Mémoires d’outre-tombe
David Bowie revient en Heroes

Dernière mise à jour le 30 novembre 2021

Et c’est reparti pour un nouveau “tribute”, un “hommage” à une star disparue. Cette fois, c’est David Bowie qui ressuscitera sur la scène du Parc Expo de Tours. Ce sera le 10 janvier 2023 et ce sera surprenant, on va vous dire pourquoi.

C’est The walking dead, la musique en plus. Les hommages et autres “tributes” aux stars disparues se multiplient comme les zombies en dixième saison de la série. Une invasion qui déferle depuis quelques années sur les scènes françaises et, notamment, tourangelles. Nous avons – entre autres – évoqué ici Dire straits experience ou encore The Australian Pink Floyd show, en passant par les Rebeats (référence aux Beatles) ou Michael Forever (on ne vous fera pas l’injure de vous dire qui est le Michael en question).
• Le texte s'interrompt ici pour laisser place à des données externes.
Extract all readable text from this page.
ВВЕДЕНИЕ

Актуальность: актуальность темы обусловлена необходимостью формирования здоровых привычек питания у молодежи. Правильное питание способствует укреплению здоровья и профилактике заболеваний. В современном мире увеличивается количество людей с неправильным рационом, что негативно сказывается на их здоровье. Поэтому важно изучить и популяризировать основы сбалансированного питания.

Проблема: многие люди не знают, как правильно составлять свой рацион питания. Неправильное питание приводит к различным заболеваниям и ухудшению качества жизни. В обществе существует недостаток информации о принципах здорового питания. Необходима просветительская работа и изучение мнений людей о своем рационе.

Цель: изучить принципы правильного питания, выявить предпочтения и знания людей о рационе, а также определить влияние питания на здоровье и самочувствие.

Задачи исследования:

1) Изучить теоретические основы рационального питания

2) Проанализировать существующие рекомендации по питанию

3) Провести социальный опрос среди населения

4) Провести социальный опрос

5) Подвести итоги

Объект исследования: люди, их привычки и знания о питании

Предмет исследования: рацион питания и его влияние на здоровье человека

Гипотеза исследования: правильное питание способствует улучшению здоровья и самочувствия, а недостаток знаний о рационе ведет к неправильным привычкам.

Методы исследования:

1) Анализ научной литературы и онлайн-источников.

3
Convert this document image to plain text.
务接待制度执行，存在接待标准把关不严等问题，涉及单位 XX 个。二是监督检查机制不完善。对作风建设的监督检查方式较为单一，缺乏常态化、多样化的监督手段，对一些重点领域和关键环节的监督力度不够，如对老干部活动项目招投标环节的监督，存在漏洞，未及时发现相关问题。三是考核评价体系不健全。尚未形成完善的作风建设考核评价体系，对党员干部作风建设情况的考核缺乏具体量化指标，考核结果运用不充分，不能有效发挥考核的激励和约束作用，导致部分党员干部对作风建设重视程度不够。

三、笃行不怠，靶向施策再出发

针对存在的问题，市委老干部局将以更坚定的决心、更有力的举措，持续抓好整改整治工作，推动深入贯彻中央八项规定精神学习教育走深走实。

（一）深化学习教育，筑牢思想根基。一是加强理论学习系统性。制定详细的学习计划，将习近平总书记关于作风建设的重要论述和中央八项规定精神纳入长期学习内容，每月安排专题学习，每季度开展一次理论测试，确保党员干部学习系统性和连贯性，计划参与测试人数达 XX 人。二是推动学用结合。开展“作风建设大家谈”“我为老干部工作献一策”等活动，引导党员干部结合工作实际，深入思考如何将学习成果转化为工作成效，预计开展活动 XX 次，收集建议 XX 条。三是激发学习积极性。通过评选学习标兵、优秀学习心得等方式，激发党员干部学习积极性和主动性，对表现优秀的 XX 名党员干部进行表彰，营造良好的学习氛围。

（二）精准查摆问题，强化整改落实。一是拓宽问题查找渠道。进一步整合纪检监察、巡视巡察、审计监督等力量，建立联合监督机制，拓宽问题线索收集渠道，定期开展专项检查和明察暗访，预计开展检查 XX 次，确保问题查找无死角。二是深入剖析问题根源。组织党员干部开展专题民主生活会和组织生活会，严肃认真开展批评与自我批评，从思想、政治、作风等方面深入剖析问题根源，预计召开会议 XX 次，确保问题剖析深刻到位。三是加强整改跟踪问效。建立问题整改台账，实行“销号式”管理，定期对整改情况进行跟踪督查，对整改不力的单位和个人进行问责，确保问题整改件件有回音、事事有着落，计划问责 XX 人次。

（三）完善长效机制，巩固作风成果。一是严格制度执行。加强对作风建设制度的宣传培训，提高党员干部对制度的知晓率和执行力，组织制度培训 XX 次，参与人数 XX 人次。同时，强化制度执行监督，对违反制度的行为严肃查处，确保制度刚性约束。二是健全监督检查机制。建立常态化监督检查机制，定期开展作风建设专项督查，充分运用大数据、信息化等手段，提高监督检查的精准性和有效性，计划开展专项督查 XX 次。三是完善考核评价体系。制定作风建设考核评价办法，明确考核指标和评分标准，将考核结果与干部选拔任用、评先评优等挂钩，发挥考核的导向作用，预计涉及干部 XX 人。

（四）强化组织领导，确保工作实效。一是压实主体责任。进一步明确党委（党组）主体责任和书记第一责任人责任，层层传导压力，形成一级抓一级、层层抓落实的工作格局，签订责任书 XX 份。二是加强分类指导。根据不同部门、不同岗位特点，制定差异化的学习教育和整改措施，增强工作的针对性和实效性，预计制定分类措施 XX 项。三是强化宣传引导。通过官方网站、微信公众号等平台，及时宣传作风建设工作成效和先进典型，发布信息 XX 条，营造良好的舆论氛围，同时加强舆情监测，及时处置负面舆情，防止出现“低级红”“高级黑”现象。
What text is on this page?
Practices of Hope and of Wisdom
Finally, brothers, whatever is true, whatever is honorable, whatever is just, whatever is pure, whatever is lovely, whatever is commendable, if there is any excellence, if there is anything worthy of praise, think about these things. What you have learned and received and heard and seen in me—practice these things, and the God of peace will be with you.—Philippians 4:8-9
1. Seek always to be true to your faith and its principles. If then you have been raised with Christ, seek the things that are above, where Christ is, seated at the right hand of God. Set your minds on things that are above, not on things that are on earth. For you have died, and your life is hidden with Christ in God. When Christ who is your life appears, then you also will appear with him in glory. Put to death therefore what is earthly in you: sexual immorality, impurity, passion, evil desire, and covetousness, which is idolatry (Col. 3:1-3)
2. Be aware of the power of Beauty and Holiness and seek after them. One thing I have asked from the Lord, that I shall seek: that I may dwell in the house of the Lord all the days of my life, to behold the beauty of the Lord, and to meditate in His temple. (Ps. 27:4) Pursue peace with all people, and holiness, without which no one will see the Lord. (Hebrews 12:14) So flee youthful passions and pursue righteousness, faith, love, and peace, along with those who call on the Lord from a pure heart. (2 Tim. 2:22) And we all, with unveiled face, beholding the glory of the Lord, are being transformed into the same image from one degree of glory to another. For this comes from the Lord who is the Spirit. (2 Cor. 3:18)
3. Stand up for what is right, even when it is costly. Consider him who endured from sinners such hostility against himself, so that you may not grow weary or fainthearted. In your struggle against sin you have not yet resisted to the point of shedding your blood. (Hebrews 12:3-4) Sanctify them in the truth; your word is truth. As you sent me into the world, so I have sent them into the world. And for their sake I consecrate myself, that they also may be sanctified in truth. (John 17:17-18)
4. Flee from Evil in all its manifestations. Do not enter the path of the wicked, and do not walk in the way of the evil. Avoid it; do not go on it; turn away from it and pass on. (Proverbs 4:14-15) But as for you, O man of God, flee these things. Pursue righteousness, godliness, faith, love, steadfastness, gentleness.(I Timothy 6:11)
Reste à savoir si ces « tributs » sont une façon de récupérer la notoriété des gloires (tré)passées au profit de quelques tourneurs avisés ou s’il s’agit d’un hommage sincère. Débat complexe que l’on vous laisse trancher, ce qui a toutes les chances d’animer vos soirées entre fans de vinyles, on peut vous le garantir.

Heroes Bowie Berlin
David Bowie en 1975, génie du rock, de la pop et de tant d’autres choses (Photo DR Bowie75.com)

Ça déferle, donc, et ça risque de continuer, en attendant l’arrivée des hologrammes, déjà annoncés. Prochain épisode de ces mémoires d’outre-tombe pop-rock, Heroes Bowie Berlin 1976-80, un spectacle qui sera donné à travers le monde post-apocalyptique de l’après Covid dès 2022 et à Tours au début de l’année 2023.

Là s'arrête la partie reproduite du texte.